En torno a 1930 y desde el exterior John Hustable Elliot describe nuestra tierra “dividida, diversa,un complejo de razas, lenguas y civilizaciones distintas; eso era y es España”. Por el contrario, desde el púlpito nacional se proclama reiteradamente la jaculatoria de Una Y Grande, y constantemente se invoca la raza.

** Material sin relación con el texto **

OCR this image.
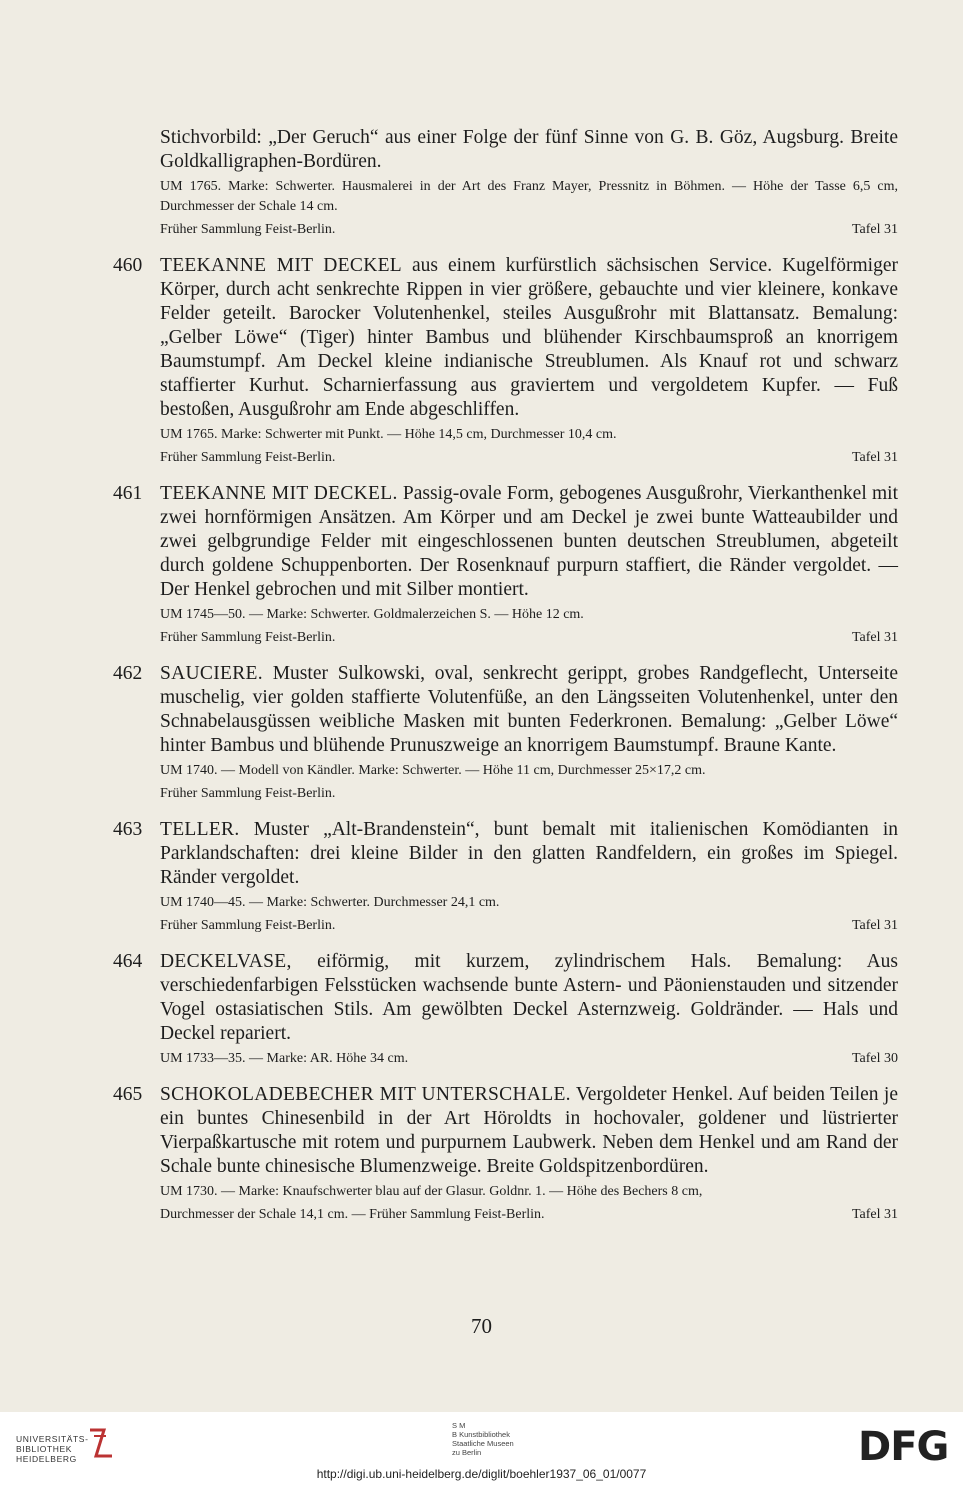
Stichvorbild: „Der Geruch“ aus einer Folge der fünf Sinne von G. B. Göz, Augsburg. Breite Goldkalligraphen-Bordüren.
UM 1765. Marke: Schwerter. Hausmalerei in der Art des Franz Mayer, Pressnitz in Böhmen. — Höhe der Tasse 6,5 cm, Durchmesser der Schale 14 cm.
Früher Sammlung Feist-Berlin.	Tafel 31
460 TEEKANNE MIT DECKEL aus einem kurfürstlich sächsischen Service. Kugelförmiger Körper, durch acht senkrechte Rippen in vier größere, gebauchte und vier kleinere, konkave Felder geteilt. Barocker Volutenhenkel, steiles Ausgußrohr mit Blattansatz. Bemalung: „Gelber Löwe“ (Tiger) hinter Bambus und blühender Kirschbaumsproß an knorrigem Baumstumpf. Am Deckel kleine indianische Streublumen. Als Knauf rot und schwarz staffierter Kurhut. Scharnierfassung aus graviertem und vergoldetem Kupfer. — Fuß bestoßen, Ausgußrohr am Ende abgeschliffen.
UM 1765. Marke: Schwerter mit Punkt. — Höhe 14,5 cm, Durchmesser 10,4 cm.
Früher Sammlung Feist-Berlin.	Tafel 31
461 TEEKANNE MIT DECKEL. Passig-ovale Form, gebogenes Ausgußrohr, Vierkanthenkel mit zwei hornförmigen Ansätzen. Am Körper und am Deckel je zwei bunte Watteaubilder und zwei gelbgrundige Felder mit eingeschlossenen bunten deutschen Streublumen, abgeteilt durch goldene Schuppenborten. Der Rosenknauf purpurn staffiert, die Ränder vergoldet. — Der Henkel gebrochen und mit Silber montiert.
UM 1745—50. — Marke: Schwerter. Goldmalerzeichen S. — Höhe 12 cm.
Früher Sammlung Feist-Berlin.	Tafel 31
462 SAUCIERE. Muster Sulkowski, oval, senkrecht gerippt, grobes Randgeflecht, Unterseite muschelig, vier golden staffierte Volutenfüße, an den Längsseiten Volutenhenkel, unter den Schnabelausgüssen weibliche Masken mit bunten Federkronen. Bemalung: „Gelber Löwe“ hinter Bambus und blühende Prunuszweige an knorrigem Baumstumpf. Braune Kante.
UM 1740. — Modell von Kändler. Marke: Schwerter. — Höhe 11 cm, Durchmesser 25×17,2 cm.
Früher Sammlung Feist-Berlin.
463 TELLER. Muster „Alt-Brandenstein“, bunt bemalt mit italienischen Komödianten in Parklandschaften: drei kleine Bilder in den glatten Randfeldern, ein großes im Spiegel. Ränder vergoldet.
UM 1740—45. — Marke: Schwerter. Durchmesser 24,1 cm.
Früher Sammlung Feist-Berlin.	Tafel 31
464 DECKELVASE, eiförmig, mit kurzem, zylindrischem Hals. Bemalung: Aus verschiedenfarbigen Felsstücken wachsende bunte Astern- und Päonienstauden und sitzender Vogel ostasiatischen Stils. Am gewölbten Deckel Asternzweig. Goldränder. — Hals und Deckel repariert.
UM 1733—35. — Marke: AR. Höhe 34 cm.	Tafel 30
465 SCHOKOLADEBECHER MIT UNTERSCHALE. Vergoldeter Henkel. Auf beiden Teilen je ein buntes Chinesenbild in der Art Höroldts in hochovaler, goldener und lüstrierter Vierpaßkartusche mit rotem und purpurnem Laubwerk. Neben dem Henkel und am Rand der Schale bunte chinesische Blumenzweige. Breite Goldspitzenbordüren.
UM 1730. — Marke: Knaufschwerter blau auf der Glasur. Goldnr. 1. — Höhe des Bechers 8 cm,
Durchmesser der Schale 14,1 cm. — Früher Sammlung Feist-Berlin.	Tafel 31
70
UNIVERSITÄTS-
BIBLIOTHEK
HEIDELBERG
S M
B Kunstbibliothek
Staatliche Museen
zu Berlin	DFG
http://digi.ub.uni-heidelberg.de/diglit/boehler1937_06_01/0077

La transición política hizo añicos este discurso monolítico. Pretendió ser el momento de las identidades en la identidad. Se abrió un diálogo generoso con los movimientos centrífugos, asentados en el País Vasco y Cataluña, con la pretensión de relajar la tensa convivencia en nuestro país. Pero el deseo y la realidad no siempre fueron juntas. La cadena del corredor siempre estuvo tensa, porque el ciclista sabe que si sea para, se cae.

Dado el tiempo transcurrido, La Transición española ya no es una crónica, y debe analizarse con perspectiva histórica. El leitmotiv de aquel momento era garantizar la convivencia de los españoles, objetivo cumplido, pero ello supuso otros efectos colaterales. Los latentes movimientos nacionalistas aprovecharon los espacios de apertura para consolidarse, organizarse y sustantivarse. La mano tendida con la que se elaboró la Constitución del 78 dio como resultado una Ley Fundamental que cumplía el objetivo de crear espacios de convivencia, pero resultó un documento de perfiles indefinidos, de posibles múltiples lecturas, cediendo al Tribunal Constitucional el papel protagonista para su interpretación, en el marco de tensiones controvertidas.

El marco constitucional escasamente definido fue especialmente significativo en el Titulo VIII. En la perspectiva del tiempo se echa de menos un segundo pacto de los Partidos, en especial los mayoritarios, que perfilaran su desarrollo, pero la estrategia electoral primó sobre la política de Estado. Tras los primeros pactos autonómicos con las Comunidades vasca y catalana, se estimuló un artificial agravio comparativo, con el que hábilmente el Partido Socialista rentabilizó el referendum andaluz en los últimos días de febrero de 1980. Fue la antesala de su llegada el poder. El Titulo VIII de la Constitución, que intentaba frenar la amenaza secesionista de Cataluña y País Vasco, tuvo un desarrollo dubitativo, sinuoso, improvisado, y a veces con efectos contrarios a los pretendidos. En definitiva, sigue vigente la afirmación de Ramiro de Maetzu hecha a principios del siglo pasado: “España no se nos aparece como una afirmación, ni como una negación, sino como un problema”.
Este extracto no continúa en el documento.